For half a century, Terry Riley has found himself filed alongside fellow American composers such as Steve Reich, Philip Glass and John Adams, whose minty-fresh minimalism sounds as if it has been plotted on graph paper. Riley’s music is, in the best possible way, often much messier than that of his peers, and it seems to have become even more gleefully chaotic in recent years. The minimalist rigour is there, but it has been warped and reshaped by Riley’s multiple interests, not least his love of Indian ragas, Balinese gamelan, west African percussion and jazz. It reminds us why the Who’s Pete Townshend, a fan of Riley’s work, once said “the only thing minimal about Riley’s music is the limitation of the audience”.
Tonight’s show is as close to a jazz performance as you are likely to see by Riley, or indeed any other contemporary music composer. Riley shares the stage with his guitarist son Gyan Riley, collaborating in a series of loose improvisations. It is as joyously ramshackle as this venue, which resembles a large scout hut that has been painted white to convert it into an art gallery.
Riley switches between several instruments. He plays clavinet and zither vamps on an electronic keyboard, a lengthy snake-charmer solo on a large melodica and sings deep ragas in the Kirana style, as taught to him by the Indian musician Pandit Pran Nath. During one memorable piece, just after the interval, he plays a woozy synthesised string section, pitch-shifting it so heavily it sounds as if an orchestra is melting.
But his main instrument tonight is the Steinway grand. Riley is not a jazz pianist by any stretch of the imagination, but he has explored the genre more thoroughly than many other minimalists: he studied ragtime with the San Francisco pianist Wally Rose, used to play in piano bars in 1960s Paris and is adept at rattling through cycles of jazzy extended chords. There is something appealing in his mix of ostinato left-hand vamps and metrical right-hand improvisations, which sound like Bach trying to do bebop.
However, it is Gyan who injects a real jazz sensibility into proceedings. While Riley Sr’s improvisations are consciously stiff and repetitive, Riley Jr’s are loose and spontaneous. Gyan switches to a nylon-string acoustic for one solo piece, Lookout Hill, from his latest album, Sprig. It sounds exactly like a Philip Glass-style minimalist piece arranged for guitar: a complex arpeggio is repeated over and over, changing incrementally and becoming more complex through accretion. It is a staggering solo, and the only written-through moment in the programme.

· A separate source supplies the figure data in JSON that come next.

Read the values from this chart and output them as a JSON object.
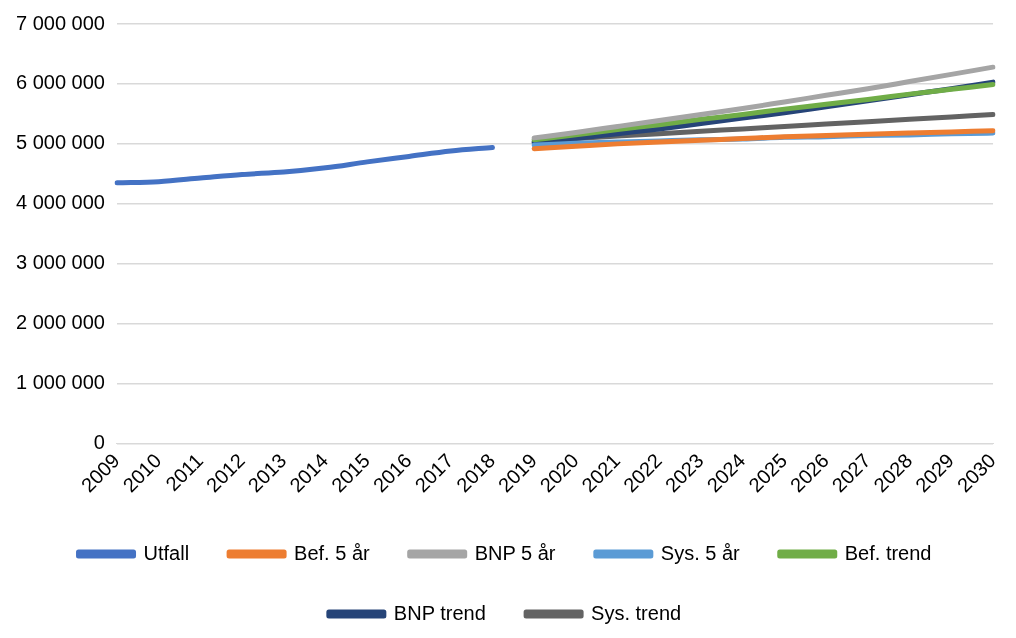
{
  "chart_data": {
    "type": "line",
    "categories": [
      "2009",
      "2010",
      "2011",
      "2012",
      "2013",
      "2014",
      "2015",
      "2016",
      "2017",
      "2018",
      "2019",
      "2020",
      "2021",
      "2022",
      "2023",
      "2024",
      "2025",
      "2026",
      "2027",
      "2028",
      "2029",
      "2030"
    ],
    "series": [
      {
        "name": "Utfall",
        "color": "#4472c4",
        "values": [
          4350000,
          4370000,
          4430000,
          4490000,
          4530000,
          4600000,
          4700000,
          4790000,
          4880000,
          4940000,
          null,
          null,
          null,
          null,
          null,
          null,
          null,
          null,
          null,
          null,
          null,
          null
        ]
      },
      {
        "name": "Bef. 5 år",
        "color": "#ed7d31",
        "values": [
          null,
          null,
          null,
          null,
          null,
          null,
          null,
          null,
          null,
          null,
          4920000,
          4960000,
          5000000,
          5030000,
          5060000,
          5090000,
          5120000,
          5140000,
          5160000,
          5180000,
          5200000,
          5220000
        ]
      },
      {
        "name": "BNP 5 år",
        "color": "#a5a5a5",
        "values": [
          null,
          null,
          null,
          null,
          null,
          null,
          null,
          null,
          null,
          null,
          5100000,
          5190000,
          5290000,
          5390000,
          5490000,
          5590000,
          5700000,
          5810000,
          5920000,
          6040000,
          6160000,
          6280000
        ]
      },
      {
        "name": "Sys. 5 år",
        "color": "#5b9bd5",
        "values": [
          null,
          null,
          null,
          null,
          null,
          null,
          null,
          null,
          null,
          null,
          4980000,
          5010000,
          5030000,
          5050000,
          5070000,
          5080000,
          5110000,
          5120000,
          5140000,
          5150000,
          5170000,
          5180000
        ]
      },
      {
        "name": "Bef. trend",
        "color": "#70ad47",
        "values": [
          null,
          null,
          null,
          null,
          null,
          null,
          null,
          null,
          null,
          null,
          5070000,
          5150000,
          5240000,
          5320000,
          5410000,
          5490000,
          5580000,
          5660000,
          5740000,
          5830000,
          5910000,
          5990000
        ]
      },
      {
        "name": "BNP trend",
        "color": "#264478",
        "values": [
          null,
          null,
          null,
          null,
          null,
          null,
          null,
          null,
          null,
          null,
          5020000,
          5090000,
          5170000,
          5250000,
          5340000,
          5430000,
          5520000,
          5620000,
          5720000,
          5820000,
          5920000,
          6030000
        ]
      },
      {
        "name": "Sys. trend",
        "color": "#636363",
        "values": [
          null,
          null,
          null,
          null,
          null,
          null,
          null,
          null,
          null,
          null,
          5040000,
          5090000,
          5130000,
          5170000,
          5210000,
          5250000,
          5290000,
          5330000,
          5370000,
          5410000,
          5450000,
          5490000
        ]
      }
    ],
    "ylim": [
      0,
      7000000
    ],
    "yticks": [
      {
        "value": 0,
        "label": "0"
      },
      {
        "value": 1000000,
        "label": "1 000 000"
      },
      {
        "value": 2000000,
        "label": "2 000 000"
      },
      {
        "value": 3000000,
        "label": "3 000 000"
      },
      {
        "value": 4000000,
        "label": "4 000 000"
      },
      {
        "value": 5000000,
        "label": "5 000 000"
      },
      {
        "value": 6000000,
        "label": "6 000 000"
      },
      {
        "value": 7000000,
        "label": "7 000 000"
      }
    ],
    "grid": "y",
    "legend": "bottom",
    "marker": "none",
    "line_style": "solid"
  }
}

Otherwise, Gyan stays on electric guitar, playing scribbly counterpoint to Riley’s piano explorations. Frequently, his improvisations include adding random splashes of colour, bending notes and substitute chords. He also uses a variety of effects pedals – auto-wah, digital delay and even heavy metal levels of distortion. By the closing piece, as Riley triggers hypnotic samples, Gyan is freaking out on a distorted guitar, transforming the meditative mood into one more akin to a rave. Aged 83, with a long white beard that seems to confer upon him a priestly appearance, Riley grins through the chaos.